The 9/11 military tribunal at Guantanamo Bay opened Saturday, with a long 13-hour arraignment hearing presaging what those on both sides say will be a long, difficult legal fight that could continue for several years.
The entire system around which the tribunal is based took years to be created, in the wake of political debate over whether to hold trials for detainees, or to simply summarily execute them. The current system was created as a compromise; well short of an proper trial, but with some of the trapping of one.
It was not enough of the trappings to convince the five detainees, however, who refused to recognize the legitimacy of the system. One of them even asked for a reading of the charges, a move which shocked many and which his lawyer explained amounted to “peaceful resistance to an unjust system.”

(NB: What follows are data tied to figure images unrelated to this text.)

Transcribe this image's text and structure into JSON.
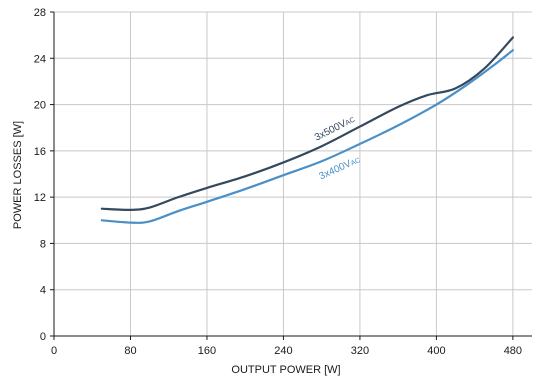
{
  "chart_data": {
    "type": "line",
    "xlabel": "OUTPUT POWER [W]",
    "ylabel": "POWER LOSSES [W]",
    "xlim": [
      0,
      500
    ],
    "ylim": [
      0,
      28
    ],
    "x_ticks": [
      "0",
      "80",
      "160",
      "240",
      "320",
      "400",
      "480"
    ],
    "y_ticks": [
      "0",
      "4",
      "8",
      "12",
      "16",
      "20",
      "24",
      "28"
    ],
    "grid": true,
    "legend": "none (inline curve labels)",
    "series": [
      {
        "name": "3x500VAC",
        "label_main": "3x500V",
        "label_sub": "AC",
        "color": "#34495e",
        "x": [
          50,
          80,
          100,
          130,
          160,
          200,
          240,
          280,
          320,
          360,
          390,
          420,
          450,
          480
        ],
        "y": [
          11.0,
          10.9,
          11.1,
          12.0,
          12.8,
          13.8,
          15.0,
          16.4,
          18.1,
          19.8,
          20.8,
          21.4,
          23.1,
          25.8
        ]
      },
      {
        "name": "3x400VAC",
        "label_main": "3x400V",
        "label_sub": "AC",
        "color": "#4a90c8",
        "x": [
          50,
          80,
          100,
          130,
          160,
          200,
          240,
          280,
          320,
          360,
          400,
          430,
          460,
          480
        ],
        "y": [
          10.0,
          9.8,
          9.9,
          10.8,
          11.6,
          12.7,
          13.9,
          15.1,
          16.6,
          18.2,
          20.0,
          21.6,
          23.4,
          24.7
        ]
      }
    ]
  }
}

The tribunal is likely to go down a number of roads over the coming years, with the defense looking to discuss the repeated torture of the five at the earlier opportunity, with one of the detainees removing his shirt to reveal deep scars all over his body. The prosecutor, Brig. Gen. Martins, seems to be hoping to avoid this inevitably embarrassing line of questions with a promise that he doesn’t plan to use any of the evidence gained from the torture.
The message was clear from the defense, however, with one of the lawyers condemning the tribal system as “rigged” to produce a conviction. Martins, the prosecutor who will enjoy all the advantages of the secretive tribunal system, insisted that there needed to be a balance struck between a “fair trial” and national security, and that the system is “lawful.”